The metacarpals (hand long bones) and phalanges (finger bones) have growth plates at only one end. Examples are also ghosted in blue above. All the phalanges (finger bones: distal, middle, and proximal) have the single growth plate at the proximal end. The metacarpals have the single growth plate at the distal end. The exception is the thumb which can be thought of as not so much having one less phalange (fuh-LAN-gee) but as having the proximal phalange promoted to metacarpal status. That would explain the part count and growth plate at the proximal end of the thumb metacarpal.

So now you won't confuse the epiphysis of the thumb metacarpal with being a carpal bone. The carpals are as named on the left.

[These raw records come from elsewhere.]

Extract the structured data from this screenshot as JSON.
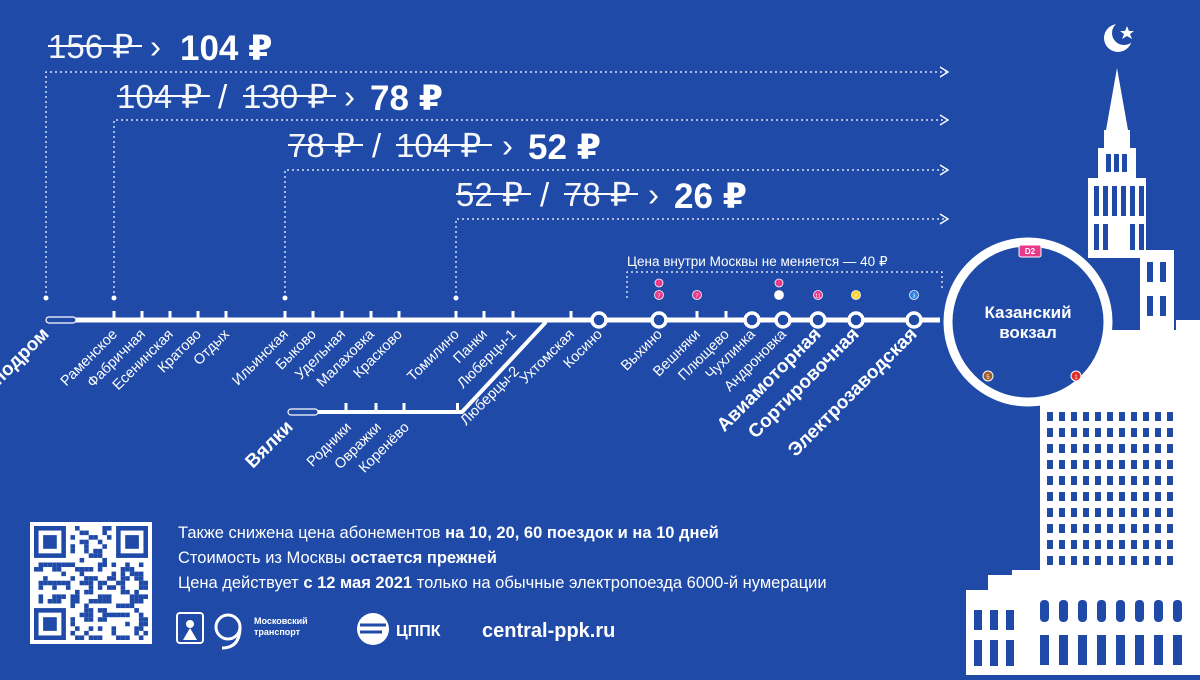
{
  "fares": [
    {
      "old": [
        "156 ₽"
      ],
      "new": "104 ₽"
    },
    {
      "old": [
        "104 ₽",
        "130 ₽"
      ],
      "new": "78 ₽"
    },
    {
      "old": [
        "78 ₽",
        "104 ₽"
      ],
      "new": "52 ₽"
    },
    {
      "old": [
        "52 ₽",
        "78 ₽"
      ],
      "new": "26 ₽"
    }
  ],
  "moscow_note": "Цена внутри Москвы не меняется — 40 ₽",
  "terminal": {
    "line1": "Казанский",
    "line2": "вокзал",
    "badge": "D2",
    "badge_left": "5",
    "badge_right": "1"
  },
  "main_line": {
    "stations": [
      "Ипподром",
      "Раменское",
      "Фабричная",
      "Есенинская",
      "Кратово",
      "Отдых",
      "Ильинская",
      "Быково",
      "Удельная",
      "Малаховка",
      "Красково",
      "Томилино",
      "Панки",
      "Люберцы-1",
      "Ухтомская",
      "Косино",
      "Выхино",
      "Вешняки",
      "Плющево",
      "Чухлинка",
      "Андроновка",
      "Авиамоторная",
      "Сортировочная",
      "Электрозаводская"
    ]
  },
  "branch_line": {
    "stations": [
      "Вялки",
      "Родники",
      "Овражки",
      "Коренёво",
      "Люберцы-2"
    ]
  },
  "transfer_badges": [
    "7",
    "7",
    "8",
    "11",
    "8",
    "3"
  ],
  "info": {
    "line1_a": "Также снижена цена абонементов ",
    "line1_b": "на 10, 20, 60 поездок и на 10 дней",
    "line2_a": "Стоимость из Москвы ",
    "line2_b": "остается прежней",
    "line3_a": "Цена действует ",
    "line3_b": "с 12 мая 2021",
    "line3_c": " только на обычные электропоезда 6000-й нумерации"
  },
  "logos": {
    "mt_line1": "Московский",
    "mt_line2": "транспорт",
    "cppk": "ЦППК"
  },
  "website": "central-ppk.ru",
  "colors": {
    "background": "#1f4aa8",
    "line": "#ffffff",
    "accent_pink": "#e8398a",
    "accent_orange": "#f08a1c",
    "accent_red": "#e22b2b",
    "accent_yellow": "#ffd21f",
    "accent_blue": "#2a7de1",
    "accent_brown": "#9b5a2c"
  }
}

The Greek and the Latin names are both popularly used and often by the same people in the same sentences. The hand is truly multicultural.

In the x-ray, the pisiform (pea shaped) bone is overlying the triquetrum (triangular). The lunate is moon shaped (quarter moon) and the navicular - alias scaphoid - bone is boat shaped which is what both names for it  mean.

The scaphoid (navicular) bone looks short here, huh? It isn't. It is pointing in line with the thumb.

The ones to watch are the index and especially middle finger metacarpals, the capitate, the lunate and the radius. Why? That's the power line of the hand construct.  A punch delivered in line with the long finger metacarpal gets a well supported column of force delivery through the capitate, into the lunate which cups it, thence into the radius. The radius embraces the lunate.

Seen from the side  (edge) view, the stack of bones which make up the power line is better appreciated. Now we see the navicular (scaphoid) in line with the greater multangular on which the thumb sits.

See that little wrinkle in the radius bone near the physis? That's a toros fracture. Toros is Greek for knuckle (not the bull, that's Taurus). These are often confused as being sprains because there is no big deformity and nothing dangling, but it hurts. Usually just protecting the part from another battering is enough. Such fractures don't need to "be set". Splints or mechanical protection is selected suited to the born-to-boogieness of the youngster.